Conforme a mobilização dos professores ganhava força, os “Amigos da Educação” começaram a construir a sua plataforma política. Delegados e comissões de greve foram constituídas por todo o país. Eles aproximaram-se dos professores e ofereceram-se para ajudar com campanhas, recursos e exposição na comunicação social. No entanto, o seu verdadeiro objetivo era conquistar o apoio dos professores para os seus próprios interesses políticos e pessoais.
À medida que as eleições se aproximavam, o grupo começou a distanciar-se da causa dos professores.

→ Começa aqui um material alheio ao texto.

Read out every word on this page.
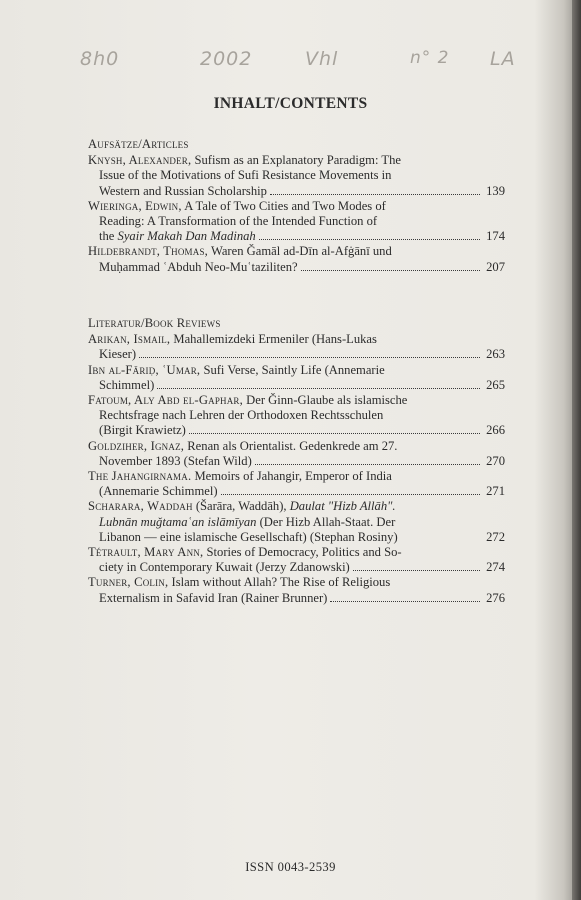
8h0	2002	Vhl	n° 2 LA
INHALT/CONTENTS
Aufsätze/Articles
Knysh, Alexander, Sufism as an Explanatory Paradigm: The
Issue of the Motivations of Sufi Resistance Movements in
Western and Russian Scholarship	139
Wieringa, Edwin, A Tale of Two Cities and Two Modes of
Reading: A Transformation of the Intended Function of
the
Syair Makah Dan Madinah	174
Hildebrandt, Thomas, Waren Ǧamāl ad-Dīn al-Afġānī und
Muḥammad ʿAbduh Neo-Muʿtaziliten?	207
Literatur/Book Reviews
Arikan, Ismail, Mahallemizdeki Ermeniler (Hans-Lukas
Kieser)	263
Ibn al-Fāriḍ, ʿUmar, Sufi Verse, Saintly Life (Annemarie
Schimmel)	265
Fatoum, Aly Abd el-Gaphar, Der Ǧinn-Glaube als islamische
Rechtsfrage nach Lehren der Orthodoxen Rechtsschulen
(Birgit Krawietz)	266
Goldziher, Ignaz, Renan als Orientalist. Gedenkrede am 27.
November 1893 (Stefan Wild)	270
The Jahangirnama. Memoirs of Jahangir, Emperor of India
(Annemarie Schimmel)	271
Scharara, Waddah (Šarāra, Waddāh), Daulat "Hizb Allāh".
Lubnān muǧtamaʿan islāmīyan (Der Hizb Allah-Staat. Der
Libanon — eine islamische Gesellschaft) (Stephan Rosiny)	272
Tétrault, Mary Ann, Stories of Democracy, Politics and So-
ciety in Contemporary Kuwait (Jerzy Zdanowski)	274
Turner, Colin, Islam without Allah? The Rise of Religious
Externalism in Safavid Iran (Rainer Brunner)	276
ISSN 0043-2539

Eles prometiam unidade, mas estavam ocupados a negociar acordos políticos que os beneficiariam individualmente. Quando acharam que a oportunidade tinha surgido, criaram um movimento, RADUM. A ideia seria esse partido comandar o sindicato POTS e os professores que tinham prometido apoiar.
Essa traição chocou os professores e a comunidade educacional. Os “Amigos da Educação” aproveitaram-se da luta, ganharam visibilidade e foram a correr atrás da cenoura do poder, deixando para trás os educadores que genuinamente lutavam pela melhoria nas escolas. As suas ações destruíram a unidade dos professores.
O sindicato POTS foi enfraquecido devido à desmobilização de todos aqueles que se sentiram traídos, aqueles que verdadeiramente estiveram dedicados à causa, deixando-os numa posição difícil. Enquanto os “Amigos da Educação” pretenderam alcançar o sucesso político, mesmo que temporário, a comunidade educacional estava desiludida e desconfiada de futuros aliados.
A história dos “Amigos da Educação” serve como um lembrete de como a ganância e a ambição pessoal podem prejudicar uma causa nobre e desmobilizar uma luta legítima. A procura sem escrúpulos pelo poder transformou-os em traidores dos professores e a ironia reside no facto de que a sua ânsia egoísta acabou por enfraquecer a causa que diziam apoiar.
Obrigado RADUM, Obrigado a todos aqueles que trocaram a possibilidade do poder por uma causa nacional!”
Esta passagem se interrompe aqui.